M. Bjœnstjerne-Bjœrnson ne tenait pas à goûter à 47 ans, du régime pénitentiaire; il quitta son pays et séjourna successivement en Amérique, en Allemagne, en Autriche, en Italie, en France. Précédemment, en 1870, il avait manifesté des sentiments de sympathie pour notre pays et avait fait ouvrir une souscription en Norvège pour nos blessés et nos prisonniers.
Rentré depuis lors chez ses concitoyens, il a écrit deux volumes de vers, des romans et des nombreux drames. Les choses de théâtre lui étaient depuis longtemps familières. il avait pris la direction du théâtre de Bergen en 1857 jusqu'en 1859 et, de 1865 à 1867 celle d'une scène de Christiana. Ses œuvres, pleines de pensées généreuses et profondes lui ont acquis une notoriété universelle.
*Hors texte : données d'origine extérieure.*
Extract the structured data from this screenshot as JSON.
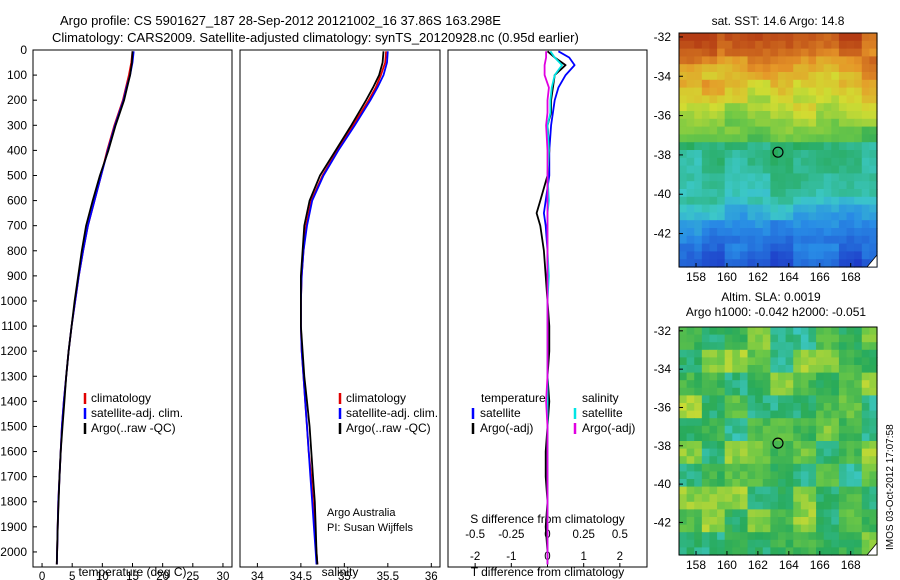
{
  "header": {
    "line1": "Argo profile: CS 5901627_187 28-Sep-2012 20121002_16 37.86S 163.298E",
    "line2": "Climatology: CARS2009. Satellite-adjusted climatology: synTS_20120928.nc (0.95d earlier)"
  },
  "side_stamp": "IMOS 03-Oct-2012 17:07:58",
  "colors": {
    "climatology": "#e00000",
    "satellite": "#0000ff",
    "argo": "#000000",
    "salinity_satellite": "#00e5e5",
    "salinity_argo": "#e000e0"
  },
  "chart_data": [
    {
      "type": "line",
      "id": "temperature",
      "xlabel": "temperature (deg C)",
      "xticks": [
        0,
        5,
        10,
        15,
        20,
        25,
        30
      ],
      "xlim": [
        -1.5,
        31.5
      ],
      "ylim": [
        2060,
        0
      ],
      "yticks": [
        0,
        100,
        200,
        300,
        400,
        500,
        600,
        700,
        800,
        900,
        1000,
        1100,
        1200,
        1300,
        1400,
        1500,
        1600,
        1700,
        1800,
        1900,
        2000
      ],
      "legend": [
        "climatology",
        "satellite-adj. clim.",
        "Argo(..raw -QC)"
      ],
      "depth": [
        5,
        50,
        100,
        150,
        200,
        300,
        400,
        500,
        600,
        700,
        800,
        900,
        1000,
        1100,
        1200,
        1300,
        1400,
        1500,
        1600,
        1700,
        1800,
        1900,
        2000,
        2050
      ],
      "series": [
        {
          "name": "climatology",
          "color": "#e00000",
          "values": [
            15.0,
            14.8,
            14.4,
            13.9,
            13.4,
            12.0,
            10.8,
            9.8,
            8.7,
            7.6,
            6.8,
            6.1,
            5.5,
            4.9,
            4.4,
            4.0,
            3.6,
            3.3,
            3.1,
            2.9,
            2.7,
            2.6,
            2.5,
            2.45
          ]
        },
        {
          "name": "satellite-adj. clim.",
          "color": "#0000ff",
          "values": [
            15.2,
            15.0,
            14.6,
            14.0,
            13.5,
            12.1,
            10.9,
            9.8,
            8.7,
            7.6,
            6.8,
            6.1,
            5.5,
            4.9,
            4.4,
            4.0,
            3.6,
            3.3,
            3.1,
            2.9,
            2.7,
            2.6,
            2.5,
            2.45
          ]
        },
        {
          "name": "Argo(..raw -QC)",
          "color": "#000000",
          "values": [
            15.0,
            14.9,
            14.6,
            14.1,
            13.6,
            12.2,
            11.0,
            9.6,
            8.4,
            7.3,
            6.6,
            6.0,
            5.4,
            4.9,
            4.4,
            4.0,
            3.7,
            3.4,
            3.1,
            2.9,
            2.75,
            2.6,
            2.5,
            2.45
          ]
        }
      ]
    },
    {
      "type": "line",
      "id": "salinity",
      "xlabel": "salinity",
      "xticks": [
        34,
        34.5,
        35,
        35.5,
        36
      ],
      "xlim": [
        33.8,
        36.1
      ],
      "ylim": [
        2060,
        0
      ],
      "legend": [
        "climatology",
        "satellite-adj. clim.",
        "Argo(..raw -QC)"
      ],
      "annotation": [
        "Argo Australia",
        "PI: Susan Wijffels"
      ],
      "depth": [
        5,
        50,
        100,
        150,
        200,
        300,
        400,
        500,
        600,
        700,
        800,
        900,
        1000,
        1100,
        1200,
        1300,
        1400,
        1500,
        1600,
        1700,
        1800,
        1900,
        2000,
        2050
      ],
      "series": [
        {
          "name": "climatology",
          "color": "#e00000",
          "values": [
            35.48,
            35.47,
            35.42,
            35.36,
            35.28,
            35.1,
            34.92,
            34.75,
            34.62,
            34.56,
            34.53,
            34.51,
            34.5,
            34.5,
            34.51,
            34.53,
            34.55,
            34.57,
            34.59,
            34.62,
            34.64,
            34.66,
            34.68,
            34.69
          ]
        },
        {
          "name": "satellite-adj. clim.",
          "color": "#0000ff",
          "values": [
            35.5,
            35.49,
            35.45,
            35.38,
            35.3,
            35.12,
            34.93,
            34.76,
            34.63,
            34.57,
            34.53,
            34.51,
            34.5,
            34.5,
            34.51,
            34.53,
            34.55,
            34.57,
            34.59,
            34.61,
            34.63,
            34.65,
            34.67,
            34.68
          ]
        },
        {
          "name": "Argo(..raw -QC)",
          "color": "#000000",
          "values": [
            35.45,
            35.44,
            35.4,
            35.33,
            35.25,
            35.08,
            34.9,
            34.72,
            34.6,
            34.54,
            34.52,
            34.5,
            34.5,
            34.5,
            34.52,
            34.54,
            34.57,
            34.6,
            34.62,
            34.64,
            34.66,
            34.67,
            34.68,
            34.69
          ]
        }
      ]
    },
    {
      "type": "line",
      "id": "difference",
      "xlabel": "T difference from climatology",
      "xticks": [
        "-2",
        "-1",
        "0",
        "1",
        "2"
      ],
      "xlim": [
        -2.75,
        2.75
      ],
      "s_label": "S difference from climatology",
      "s_ticks": [
        "-0.5",
        "-0.25",
        "0",
        "0.25",
        "0.5"
      ],
      "ylim": [
        2060,
        0
      ],
      "legend_temperature": {
        "title": "temperature",
        "items": [
          "satellite",
          "Argo(-adj)"
        ]
      },
      "legend_salinity": {
        "title": "salinity",
        "items": [
          "satellite",
          "Argo(-adj)"
        ]
      },
      "depth": [
        5,
        30,
        60,
        100,
        150,
        200,
        250,
        300,
        400,
        500,
        600,
        650,
        700,
        800,
        900,
        1000,
        1100,
        1200,
        1300,
        1400,
        1500,
        1600,
        1700,
        1800,
        1900,
        2000,
        2050
      ],
      "series": [
        {
          "name": "T satellite",
          "color": "#0000ff",
          "values": [
            0.3,
            0.6,
            0.75,
            0.5,
            0.3,
            0.2,
            0.15,
            0.1,
            0.05,
            0.05,
            -0.05,
            -0.1,
            -0.05,
            0.0,
            0.0,
            0.0,
            0.0,
            0.0,
            0.0,
            0.0,
            0.0,
            0.0,
            0.0,
            0.0,
            0.0,
            0.0,
            0.0
          ]
        },
        {
          "name": "T Argo(-adj)",
          "color": "#000000",
          "values": [
            0.0,
            0.2,
            0.5,
            0.2,
            0.15,
            0.1,
            0.1,
            0.0,
            0.05,
            0.0,
            -0.2,
            -0.3,
            -0.2,
            -0.1,
            -0.05,
            0.0,
            0.05,
            0.05,
            0.0,
            0.05,
            0.0,
            -0.05,
            -0.05,
            0.0,
            -0.05,
            0.0,
            0.0
          ]
        },
        {
          "name": "S satellite",
          "color": "#00e5e5",
          "values": [
            0.02,
            0.05,
            0.1,
            0.05,
            0.03,
            0.02,
            0.02,
            0.0,
            0.01,
            0.0,
            0.01,
            0.0,
            0.0,
            0.0,
            0.01,
            0.0,
            0.0,
            0.0,
            0.0,
            0.0,
            0.0,
            0.0,
            0.0,
            0.0,
            0.0,
            0.0,
            0.0
          ]
        },
        {
          "name": "S Argo(-adj)",
          "color": "#e000e0",
          "values": [
            -0.01,
            -0.01,
            -0.02,
            -0.02,
            0.01,
            0.0,
            0.0,
            -0.01,
            0.0,
            0.0,
            0.0,
            0.0,
            0.0,
            0.0,
            0.0,
            0.0,
            0.0,
            0.0,
            0.0,
            -0.01,
            0.0,
            0.0,
            0.0,
            0.0,
            0.0,
            0.0,
            0.0
          ]
        }
      ]
    },
    {
      "type": "heatmap",
      "id": "sst_map",
      "title": "sat. SST: 14.6 Argo: 14.8",
      "xticks": [
        "158",
        "160",
        "162",
        "164",
        "166",
        "168"
      ],
      "xlim": [
        156.9,
        169.7
      ],
      "yticks": [
        "-32",
        "-34",
        "-36",
        "-38",
        "-40",
        "-42"
      ],
      "ylim": [
        -43.7,
        -31.8
      ],
      "marker": {
        "lon": 163.298,
        "lat": -37.86
      }
    },
    {
      "type": "heatmap",
      "id": "sla_map",
      "title": "Altim. SLA: 0.0019",
      "subtitle": "Argo h1000: -0.042 h2000: -0.051",
      "xticks": [
        "158",
        "160",
        "162",
        "164",
        "166",
        "168"
      ],
      "xlim": [
        156.9,
        169.7
      ],
      "yticks": [
        "-32",
        "-34",
        "-36",
        "-38",
        "-40",
        "-42"
      ],
      "ylim": [
        -43.7,
        -31.8
      ],
      "marker": {
        "lon": 163.298,
        "lat": -37.86
      }
    }
  ]
}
Lui-même n'a pas cessé de se tenir au courant du mouvement littéraire et social des nations d'Europe et particulièrement de la France, et il n'a pas craint à diverses reprises, d'exprimer sans ménagement son opinion sur certains événements politiques de ces dernières années.
Malgré son talent et sa renommée, M. Bjœnstjerne-Bjœrnson n'aime pas les honneurs; il a refusé, il y a un an, une décoration que lui avait offerte le gouvernement danois.
Après être resté longtemps brouillé avec Ibsen pour des raisons politiques, il s'est complètement réconcilié avec son célèbre confrère.
Pas de décoration. Point d'envie. C'est donc bien loin la Norvège?
Jean-Louis.
Mon Dimanche, revue populaire illustrée, 6 mai 1906.